Besides prediction accuracy, the proposed prediction method has several strengths and one weakness. The first and foremost strength is that the method requires little input from respondents: only a passport photo and answers to three closed-ended questions. Second, the method has a theoretical foundation of hormones, making it easier to improve the prediction method in the future. For example, hormones can be related to behaviour, and thus the prediction of size and shape of the human body can be enhanced by using answers to questions about behaviour as predictors. Third, one statistical model (rather than multiple) is used in the method, reducing accumulated prediction error. Fourth, the prediction results can be visualised using the thin-plate spline method. A weakness of the prediction method is that not all hormonal responses of the body can be predicted with the shape of the face. For example, the face shape does not respond to dihydrotestosterone, which is crucial in development of the penis^{12}.

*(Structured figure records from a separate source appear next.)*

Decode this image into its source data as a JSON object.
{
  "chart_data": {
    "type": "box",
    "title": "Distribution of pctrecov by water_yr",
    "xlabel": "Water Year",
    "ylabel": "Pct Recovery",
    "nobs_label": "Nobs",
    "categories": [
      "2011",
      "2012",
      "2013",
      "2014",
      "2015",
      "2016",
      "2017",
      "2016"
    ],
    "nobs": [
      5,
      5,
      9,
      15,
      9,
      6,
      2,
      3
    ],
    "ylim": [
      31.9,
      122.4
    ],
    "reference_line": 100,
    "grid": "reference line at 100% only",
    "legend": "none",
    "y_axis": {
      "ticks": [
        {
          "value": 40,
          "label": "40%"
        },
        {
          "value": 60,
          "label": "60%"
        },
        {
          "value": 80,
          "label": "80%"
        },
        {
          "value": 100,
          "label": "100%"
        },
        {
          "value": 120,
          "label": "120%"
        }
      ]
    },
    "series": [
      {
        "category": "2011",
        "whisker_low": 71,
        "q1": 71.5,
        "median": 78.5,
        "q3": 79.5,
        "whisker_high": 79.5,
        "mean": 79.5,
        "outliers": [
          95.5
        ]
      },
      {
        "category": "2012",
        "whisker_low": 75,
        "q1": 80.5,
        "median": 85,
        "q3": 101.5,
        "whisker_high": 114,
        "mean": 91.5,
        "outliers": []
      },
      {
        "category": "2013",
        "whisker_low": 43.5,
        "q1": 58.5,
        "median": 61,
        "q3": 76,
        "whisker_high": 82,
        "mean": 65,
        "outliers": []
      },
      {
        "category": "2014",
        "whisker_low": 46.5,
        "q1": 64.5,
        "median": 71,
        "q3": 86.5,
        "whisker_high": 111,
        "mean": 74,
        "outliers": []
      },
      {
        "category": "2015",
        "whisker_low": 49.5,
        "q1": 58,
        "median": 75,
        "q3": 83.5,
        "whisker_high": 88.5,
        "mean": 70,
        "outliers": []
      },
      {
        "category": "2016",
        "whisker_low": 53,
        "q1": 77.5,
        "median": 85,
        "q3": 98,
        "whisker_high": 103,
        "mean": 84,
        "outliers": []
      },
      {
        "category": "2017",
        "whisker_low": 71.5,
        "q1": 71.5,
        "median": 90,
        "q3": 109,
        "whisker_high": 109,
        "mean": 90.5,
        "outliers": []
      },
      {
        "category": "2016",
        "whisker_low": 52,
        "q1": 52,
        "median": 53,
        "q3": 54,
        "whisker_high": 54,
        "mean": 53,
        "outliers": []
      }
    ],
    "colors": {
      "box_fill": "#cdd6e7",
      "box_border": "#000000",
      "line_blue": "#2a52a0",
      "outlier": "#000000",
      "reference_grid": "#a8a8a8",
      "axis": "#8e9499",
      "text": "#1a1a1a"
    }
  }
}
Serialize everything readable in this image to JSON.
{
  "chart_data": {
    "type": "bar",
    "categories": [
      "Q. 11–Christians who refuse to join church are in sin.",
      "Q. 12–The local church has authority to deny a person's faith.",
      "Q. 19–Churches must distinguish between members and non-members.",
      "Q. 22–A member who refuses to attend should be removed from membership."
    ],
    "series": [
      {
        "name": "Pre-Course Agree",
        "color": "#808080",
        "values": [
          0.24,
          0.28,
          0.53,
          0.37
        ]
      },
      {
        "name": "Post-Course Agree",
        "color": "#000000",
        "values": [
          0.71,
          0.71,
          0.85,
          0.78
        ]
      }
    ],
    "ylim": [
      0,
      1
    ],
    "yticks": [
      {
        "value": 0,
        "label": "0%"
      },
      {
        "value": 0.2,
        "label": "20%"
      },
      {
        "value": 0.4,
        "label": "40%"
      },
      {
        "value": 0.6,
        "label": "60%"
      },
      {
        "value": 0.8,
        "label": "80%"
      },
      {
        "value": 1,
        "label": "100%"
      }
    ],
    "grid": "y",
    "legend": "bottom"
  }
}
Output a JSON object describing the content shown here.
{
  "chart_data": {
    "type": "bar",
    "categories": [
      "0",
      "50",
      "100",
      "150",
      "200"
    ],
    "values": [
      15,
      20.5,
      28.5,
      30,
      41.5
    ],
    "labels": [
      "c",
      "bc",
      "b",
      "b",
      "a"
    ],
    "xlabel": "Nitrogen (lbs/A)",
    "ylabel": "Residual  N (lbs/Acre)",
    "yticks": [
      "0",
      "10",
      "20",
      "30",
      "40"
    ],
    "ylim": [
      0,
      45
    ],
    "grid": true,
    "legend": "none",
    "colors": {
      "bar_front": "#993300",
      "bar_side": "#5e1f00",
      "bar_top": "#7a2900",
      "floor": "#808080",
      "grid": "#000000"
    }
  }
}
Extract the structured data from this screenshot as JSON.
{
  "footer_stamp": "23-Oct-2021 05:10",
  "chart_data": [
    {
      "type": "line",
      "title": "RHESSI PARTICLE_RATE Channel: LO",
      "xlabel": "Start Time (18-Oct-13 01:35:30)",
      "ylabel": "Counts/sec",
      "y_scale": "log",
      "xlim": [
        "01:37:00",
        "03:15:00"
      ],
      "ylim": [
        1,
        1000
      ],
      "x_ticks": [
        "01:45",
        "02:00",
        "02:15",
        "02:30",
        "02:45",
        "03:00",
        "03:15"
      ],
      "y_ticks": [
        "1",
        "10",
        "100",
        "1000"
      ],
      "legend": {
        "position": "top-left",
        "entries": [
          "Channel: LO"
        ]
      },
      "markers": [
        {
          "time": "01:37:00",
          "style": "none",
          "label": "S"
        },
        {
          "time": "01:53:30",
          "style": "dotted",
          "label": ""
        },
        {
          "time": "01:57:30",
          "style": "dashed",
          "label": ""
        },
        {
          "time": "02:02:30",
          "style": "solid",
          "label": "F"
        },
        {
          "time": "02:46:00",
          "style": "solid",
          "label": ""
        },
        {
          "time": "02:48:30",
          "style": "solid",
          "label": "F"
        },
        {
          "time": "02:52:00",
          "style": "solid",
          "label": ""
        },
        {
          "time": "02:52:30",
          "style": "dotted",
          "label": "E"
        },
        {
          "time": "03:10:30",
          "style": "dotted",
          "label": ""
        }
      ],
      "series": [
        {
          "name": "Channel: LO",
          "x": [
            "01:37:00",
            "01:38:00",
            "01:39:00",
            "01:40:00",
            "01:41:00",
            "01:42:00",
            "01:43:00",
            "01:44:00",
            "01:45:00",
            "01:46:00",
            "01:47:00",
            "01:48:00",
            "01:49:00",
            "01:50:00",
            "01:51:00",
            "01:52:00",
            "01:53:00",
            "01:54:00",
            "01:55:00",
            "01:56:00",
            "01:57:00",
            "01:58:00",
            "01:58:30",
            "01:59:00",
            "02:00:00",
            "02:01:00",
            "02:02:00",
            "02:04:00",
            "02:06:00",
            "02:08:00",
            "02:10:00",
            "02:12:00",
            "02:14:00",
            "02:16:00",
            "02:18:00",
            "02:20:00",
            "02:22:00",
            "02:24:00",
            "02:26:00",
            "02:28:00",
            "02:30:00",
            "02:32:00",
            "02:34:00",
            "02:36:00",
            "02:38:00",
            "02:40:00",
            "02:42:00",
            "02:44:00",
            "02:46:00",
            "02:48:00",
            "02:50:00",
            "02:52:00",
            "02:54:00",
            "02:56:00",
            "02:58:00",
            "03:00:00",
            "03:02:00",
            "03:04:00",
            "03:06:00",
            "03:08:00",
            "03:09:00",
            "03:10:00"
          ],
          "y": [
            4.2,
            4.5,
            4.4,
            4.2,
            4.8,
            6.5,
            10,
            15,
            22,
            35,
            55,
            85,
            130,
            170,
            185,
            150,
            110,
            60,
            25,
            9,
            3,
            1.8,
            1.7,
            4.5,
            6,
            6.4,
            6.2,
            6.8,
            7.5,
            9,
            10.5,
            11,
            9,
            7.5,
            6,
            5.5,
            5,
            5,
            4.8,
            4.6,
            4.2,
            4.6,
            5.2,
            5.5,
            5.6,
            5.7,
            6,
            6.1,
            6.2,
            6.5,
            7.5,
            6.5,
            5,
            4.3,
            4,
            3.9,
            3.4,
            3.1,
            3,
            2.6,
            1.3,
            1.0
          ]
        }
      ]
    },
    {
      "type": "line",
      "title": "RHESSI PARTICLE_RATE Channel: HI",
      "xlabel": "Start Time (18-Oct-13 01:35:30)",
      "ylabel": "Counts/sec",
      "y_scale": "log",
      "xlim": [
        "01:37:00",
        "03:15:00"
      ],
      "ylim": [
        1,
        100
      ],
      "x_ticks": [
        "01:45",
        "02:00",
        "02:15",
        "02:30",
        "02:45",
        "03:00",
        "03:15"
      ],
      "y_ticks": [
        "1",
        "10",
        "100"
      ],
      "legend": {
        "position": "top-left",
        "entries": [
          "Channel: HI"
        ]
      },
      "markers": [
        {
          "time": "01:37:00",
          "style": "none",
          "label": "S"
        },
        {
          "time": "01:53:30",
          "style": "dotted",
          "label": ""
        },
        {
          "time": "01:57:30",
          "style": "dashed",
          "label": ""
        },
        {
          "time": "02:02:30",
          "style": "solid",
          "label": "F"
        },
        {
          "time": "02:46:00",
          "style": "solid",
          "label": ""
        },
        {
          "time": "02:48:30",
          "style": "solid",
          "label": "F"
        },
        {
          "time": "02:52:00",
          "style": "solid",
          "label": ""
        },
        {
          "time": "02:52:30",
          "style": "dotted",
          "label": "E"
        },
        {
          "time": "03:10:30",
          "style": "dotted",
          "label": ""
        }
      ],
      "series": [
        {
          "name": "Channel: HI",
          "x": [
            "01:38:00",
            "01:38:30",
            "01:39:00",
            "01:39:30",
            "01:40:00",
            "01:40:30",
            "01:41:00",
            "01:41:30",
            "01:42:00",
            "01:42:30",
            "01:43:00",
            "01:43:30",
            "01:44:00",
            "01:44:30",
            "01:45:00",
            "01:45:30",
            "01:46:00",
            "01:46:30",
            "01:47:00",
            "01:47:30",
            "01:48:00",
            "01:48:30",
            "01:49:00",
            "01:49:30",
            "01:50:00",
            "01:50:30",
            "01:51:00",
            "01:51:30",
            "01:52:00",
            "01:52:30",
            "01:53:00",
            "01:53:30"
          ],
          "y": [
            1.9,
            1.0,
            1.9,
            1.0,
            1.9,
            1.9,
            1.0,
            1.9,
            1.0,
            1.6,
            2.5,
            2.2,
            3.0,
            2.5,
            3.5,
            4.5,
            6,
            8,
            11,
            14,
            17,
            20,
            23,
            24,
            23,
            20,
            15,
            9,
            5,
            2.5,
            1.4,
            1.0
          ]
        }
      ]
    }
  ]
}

The prediction method was tested with the CAESAR dataset, which had several limitations that can be opportunities for future research. First, the dataset contained predominantly Caucasian subjects and virtually no children and adolescents, and the number of subjects was too small to incorporate many nuances between subjects. Future investigation should include more diverse populations and subjects. Second, the body posture could be inconsistent across subjects, making configurations asymmetric at times, and therefore more difficult to predict. Future research would benefit by using a 3D body scan dataset in which subjects strictly adhere to a detailed posture protocol. The CAESAR project included such a protocol^{27}, but wasn’t very thorough, which allowed subjects some freedom of physical movement. Of course, future research could also use posture correction methods before testing the prediction method, but these algorithms may add reconstruction error to the prediction error. Third, fixed landmarks coordinates probably contained landmark placement error. This is because prediction results showed that fixed landmarks were harder to predict than surface semilandmarks, which were corrected by sliding with the Procrustes distance^{34}. Future research could benefit by creating a 3D body scan dataset with multiple body scans and placements of all fixed landmarks per subject. This makes it possible to calculate, check, and correct the landmark placement error per subject. Fourth, the amount of details in shape and color of the body scans were low, especially in the dataset of the Netherlands. Future research would benefit from body scan datasets using more sophisticated body scan technology (the CAESAR dataset dates from 2002).

## Author contributions

J. v. V. is the sole contributor to this manuscript and the prediction method therein.

## Competing interests

J. v. V. is the founder and owner of the company Krossfields, which funded this research.

## Data availability

The CAESAR dataset can be retrieved from https://wear.wildapricot.org.

## Acknowledgements

The author is grateful to Dr. Cristina Tortora of the San José State University for helpful comments that have improved the geometric morphometrics in this article. This work was funded by Krossfields.

## Footnotes

Competing interest statement is adjusted.